Among all these data, Sema4 scientists search for interactions represented by networks. These networks capture the complex molecular interactions underlying the data and can be used to better understand the cause of a disease and to develop improved treatments.

Directing data at treatments

With Sema4’s Centrellis® health information platform, biotechnology and pharmaceutical companies can use data-driven insights from drug discovery through clinical trials and even after-market studies. For example, these insights can be used to improve the standard of care.

Improving that standard of care, however, requires accurate data and analysis. “There, you cannot have an 80/20 rule because 80% accuracy is kind of fuzzy,” says Ghosh. “Our goal is to drive precision medicine–centered care by taking this dense data and pushing it to 95% accuracy or more.”

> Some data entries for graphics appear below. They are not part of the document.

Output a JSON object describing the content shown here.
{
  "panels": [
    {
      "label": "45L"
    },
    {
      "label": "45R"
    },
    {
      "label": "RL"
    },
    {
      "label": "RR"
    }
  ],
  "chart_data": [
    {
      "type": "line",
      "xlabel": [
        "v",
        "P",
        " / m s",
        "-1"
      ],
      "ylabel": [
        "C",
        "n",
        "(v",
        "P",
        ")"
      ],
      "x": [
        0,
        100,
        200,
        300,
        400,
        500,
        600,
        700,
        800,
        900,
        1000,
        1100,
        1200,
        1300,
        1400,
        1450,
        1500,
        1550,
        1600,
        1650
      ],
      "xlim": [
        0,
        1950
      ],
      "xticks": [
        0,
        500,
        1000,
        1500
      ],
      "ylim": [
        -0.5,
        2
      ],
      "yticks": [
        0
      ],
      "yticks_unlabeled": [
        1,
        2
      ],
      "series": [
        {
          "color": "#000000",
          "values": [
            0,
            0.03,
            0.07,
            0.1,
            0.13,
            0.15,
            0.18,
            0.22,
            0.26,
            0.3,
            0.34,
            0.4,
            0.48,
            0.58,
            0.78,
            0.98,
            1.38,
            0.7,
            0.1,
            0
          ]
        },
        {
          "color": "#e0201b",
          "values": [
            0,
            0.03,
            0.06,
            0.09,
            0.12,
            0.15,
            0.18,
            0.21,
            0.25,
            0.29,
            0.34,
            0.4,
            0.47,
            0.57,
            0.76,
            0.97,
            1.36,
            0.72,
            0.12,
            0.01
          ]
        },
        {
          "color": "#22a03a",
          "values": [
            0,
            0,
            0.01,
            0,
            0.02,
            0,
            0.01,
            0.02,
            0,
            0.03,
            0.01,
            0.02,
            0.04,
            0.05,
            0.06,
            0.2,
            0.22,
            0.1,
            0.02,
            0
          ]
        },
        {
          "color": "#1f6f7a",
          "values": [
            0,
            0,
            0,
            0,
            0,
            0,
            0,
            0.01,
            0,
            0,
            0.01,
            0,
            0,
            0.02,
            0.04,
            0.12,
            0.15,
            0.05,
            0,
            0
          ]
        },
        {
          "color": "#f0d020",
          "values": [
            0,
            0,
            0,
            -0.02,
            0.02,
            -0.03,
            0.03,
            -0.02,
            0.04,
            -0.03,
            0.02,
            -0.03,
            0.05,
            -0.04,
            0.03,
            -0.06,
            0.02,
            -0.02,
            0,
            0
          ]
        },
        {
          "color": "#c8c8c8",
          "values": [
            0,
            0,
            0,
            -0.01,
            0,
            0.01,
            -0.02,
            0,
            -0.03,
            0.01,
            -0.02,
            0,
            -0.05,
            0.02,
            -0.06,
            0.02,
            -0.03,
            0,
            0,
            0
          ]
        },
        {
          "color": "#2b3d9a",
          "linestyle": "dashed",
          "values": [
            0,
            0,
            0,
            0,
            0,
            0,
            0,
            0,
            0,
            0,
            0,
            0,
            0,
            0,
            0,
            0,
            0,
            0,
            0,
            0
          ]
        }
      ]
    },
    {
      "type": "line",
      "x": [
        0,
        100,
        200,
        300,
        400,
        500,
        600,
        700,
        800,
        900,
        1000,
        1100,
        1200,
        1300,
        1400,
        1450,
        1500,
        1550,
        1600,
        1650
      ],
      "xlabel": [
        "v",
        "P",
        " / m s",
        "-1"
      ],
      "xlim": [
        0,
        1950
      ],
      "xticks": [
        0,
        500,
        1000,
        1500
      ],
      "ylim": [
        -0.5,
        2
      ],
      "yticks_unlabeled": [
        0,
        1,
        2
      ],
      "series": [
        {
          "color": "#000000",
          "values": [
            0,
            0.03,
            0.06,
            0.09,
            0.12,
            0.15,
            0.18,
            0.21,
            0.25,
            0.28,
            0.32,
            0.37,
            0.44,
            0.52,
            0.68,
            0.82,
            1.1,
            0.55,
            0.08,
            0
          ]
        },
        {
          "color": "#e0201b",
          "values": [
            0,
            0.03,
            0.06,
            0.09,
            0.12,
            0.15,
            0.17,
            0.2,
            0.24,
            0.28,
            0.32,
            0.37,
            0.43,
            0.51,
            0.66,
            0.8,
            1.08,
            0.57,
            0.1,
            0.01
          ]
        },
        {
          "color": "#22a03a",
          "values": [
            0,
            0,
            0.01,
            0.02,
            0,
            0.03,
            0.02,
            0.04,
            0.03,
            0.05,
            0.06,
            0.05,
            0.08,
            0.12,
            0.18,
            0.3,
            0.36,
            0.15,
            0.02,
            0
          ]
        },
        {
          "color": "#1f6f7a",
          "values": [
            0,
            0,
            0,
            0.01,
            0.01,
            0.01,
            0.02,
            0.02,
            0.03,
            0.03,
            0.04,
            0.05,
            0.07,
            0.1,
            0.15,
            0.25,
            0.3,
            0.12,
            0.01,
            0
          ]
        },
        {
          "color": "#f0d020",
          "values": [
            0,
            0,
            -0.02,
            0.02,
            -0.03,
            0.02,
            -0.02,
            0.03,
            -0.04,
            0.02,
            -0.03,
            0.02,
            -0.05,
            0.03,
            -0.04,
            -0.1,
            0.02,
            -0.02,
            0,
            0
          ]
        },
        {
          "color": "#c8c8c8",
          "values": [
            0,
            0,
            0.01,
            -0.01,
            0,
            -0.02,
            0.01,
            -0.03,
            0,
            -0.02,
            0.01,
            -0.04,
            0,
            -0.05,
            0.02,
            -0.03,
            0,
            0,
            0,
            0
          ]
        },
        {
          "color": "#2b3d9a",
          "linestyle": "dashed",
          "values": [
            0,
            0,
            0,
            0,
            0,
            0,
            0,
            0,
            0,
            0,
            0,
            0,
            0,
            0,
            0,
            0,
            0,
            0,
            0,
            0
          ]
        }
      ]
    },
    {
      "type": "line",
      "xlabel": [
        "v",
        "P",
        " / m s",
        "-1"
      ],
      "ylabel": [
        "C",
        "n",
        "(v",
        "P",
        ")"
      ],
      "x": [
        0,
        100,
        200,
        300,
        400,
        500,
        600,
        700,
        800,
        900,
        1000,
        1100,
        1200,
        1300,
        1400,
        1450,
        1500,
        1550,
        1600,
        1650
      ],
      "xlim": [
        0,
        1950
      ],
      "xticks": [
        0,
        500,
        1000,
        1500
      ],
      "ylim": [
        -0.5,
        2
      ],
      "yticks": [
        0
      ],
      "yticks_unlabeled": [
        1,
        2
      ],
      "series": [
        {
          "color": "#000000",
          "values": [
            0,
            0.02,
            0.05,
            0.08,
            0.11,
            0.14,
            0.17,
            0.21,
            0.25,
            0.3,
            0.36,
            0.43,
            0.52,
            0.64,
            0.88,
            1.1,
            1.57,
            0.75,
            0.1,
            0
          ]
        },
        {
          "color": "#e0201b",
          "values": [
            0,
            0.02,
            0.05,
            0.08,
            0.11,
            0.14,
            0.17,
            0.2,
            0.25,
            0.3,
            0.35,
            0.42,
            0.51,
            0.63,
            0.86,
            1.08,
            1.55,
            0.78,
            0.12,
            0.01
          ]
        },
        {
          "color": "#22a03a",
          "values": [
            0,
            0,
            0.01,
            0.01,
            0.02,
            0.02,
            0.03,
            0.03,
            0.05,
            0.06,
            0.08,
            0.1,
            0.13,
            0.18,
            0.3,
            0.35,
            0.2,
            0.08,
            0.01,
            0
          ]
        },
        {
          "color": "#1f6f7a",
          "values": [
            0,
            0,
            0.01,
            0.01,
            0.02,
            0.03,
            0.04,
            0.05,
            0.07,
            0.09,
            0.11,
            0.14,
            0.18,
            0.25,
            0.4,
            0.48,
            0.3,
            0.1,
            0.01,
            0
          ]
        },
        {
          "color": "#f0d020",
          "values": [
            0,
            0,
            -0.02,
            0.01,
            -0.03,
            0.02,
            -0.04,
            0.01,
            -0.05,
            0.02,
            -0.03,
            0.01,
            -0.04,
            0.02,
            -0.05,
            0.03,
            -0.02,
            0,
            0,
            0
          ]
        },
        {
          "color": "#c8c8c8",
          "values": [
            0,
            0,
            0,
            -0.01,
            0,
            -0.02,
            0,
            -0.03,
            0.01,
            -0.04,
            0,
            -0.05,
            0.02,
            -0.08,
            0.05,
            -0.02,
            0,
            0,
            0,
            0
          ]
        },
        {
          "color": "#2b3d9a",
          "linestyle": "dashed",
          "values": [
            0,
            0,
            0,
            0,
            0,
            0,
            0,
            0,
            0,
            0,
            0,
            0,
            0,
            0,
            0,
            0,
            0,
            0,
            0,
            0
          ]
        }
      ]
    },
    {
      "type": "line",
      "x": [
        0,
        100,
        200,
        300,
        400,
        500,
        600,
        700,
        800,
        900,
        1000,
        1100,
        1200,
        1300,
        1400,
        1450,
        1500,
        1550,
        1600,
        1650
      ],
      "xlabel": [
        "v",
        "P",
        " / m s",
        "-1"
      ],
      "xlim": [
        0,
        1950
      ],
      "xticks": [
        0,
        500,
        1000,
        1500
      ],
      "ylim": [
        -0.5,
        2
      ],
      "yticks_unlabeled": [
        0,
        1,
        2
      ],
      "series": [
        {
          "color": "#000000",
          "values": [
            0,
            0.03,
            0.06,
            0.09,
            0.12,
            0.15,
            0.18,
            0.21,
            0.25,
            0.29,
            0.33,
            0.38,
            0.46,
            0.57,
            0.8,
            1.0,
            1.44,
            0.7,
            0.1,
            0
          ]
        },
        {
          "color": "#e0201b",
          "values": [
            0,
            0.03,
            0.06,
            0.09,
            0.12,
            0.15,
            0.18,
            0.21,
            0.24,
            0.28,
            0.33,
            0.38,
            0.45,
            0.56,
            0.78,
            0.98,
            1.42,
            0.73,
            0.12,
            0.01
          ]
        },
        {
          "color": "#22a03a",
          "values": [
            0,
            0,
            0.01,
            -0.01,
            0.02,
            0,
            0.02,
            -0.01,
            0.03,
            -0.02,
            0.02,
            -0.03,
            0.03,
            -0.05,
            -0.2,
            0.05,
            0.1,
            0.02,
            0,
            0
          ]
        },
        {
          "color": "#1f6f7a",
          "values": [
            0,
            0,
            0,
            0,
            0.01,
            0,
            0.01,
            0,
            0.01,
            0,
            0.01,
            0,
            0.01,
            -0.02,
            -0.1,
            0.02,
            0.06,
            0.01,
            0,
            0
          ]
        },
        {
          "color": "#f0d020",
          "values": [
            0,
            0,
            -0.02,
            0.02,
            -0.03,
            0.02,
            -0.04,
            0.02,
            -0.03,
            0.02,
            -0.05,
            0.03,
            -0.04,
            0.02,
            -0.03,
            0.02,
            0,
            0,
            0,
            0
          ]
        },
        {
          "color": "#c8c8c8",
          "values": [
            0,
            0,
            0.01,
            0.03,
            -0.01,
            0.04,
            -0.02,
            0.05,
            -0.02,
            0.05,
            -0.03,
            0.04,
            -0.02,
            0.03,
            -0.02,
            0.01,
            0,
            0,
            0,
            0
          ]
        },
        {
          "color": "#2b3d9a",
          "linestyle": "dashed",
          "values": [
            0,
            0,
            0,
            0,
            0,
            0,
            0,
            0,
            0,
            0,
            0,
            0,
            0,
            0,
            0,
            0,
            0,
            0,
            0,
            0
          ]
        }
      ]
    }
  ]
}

High accuracy is especially important in autoimmune diseases. With these chronic conditions, Sema4 curates longitudinal patient data. “Using that data, we can refine our models to better predict responses—not just outcomes, but also the disease onset and progression,” Beckmann explains. The results could supplement the entire drug development process by making sense out of clinical data, molecular data, and how to integrate multi-omics data. The outcome could be new treatments for autoimmune and many other diseases.

As Sema4’s work shows, creating those treatments depends on collecting large amounts of diverse data—from omics to a physician’s notes—and producing insight from that information with AI-driven analysis. As Ghosh summarizes the process: “We bring all this data together and meaningfully connect it.”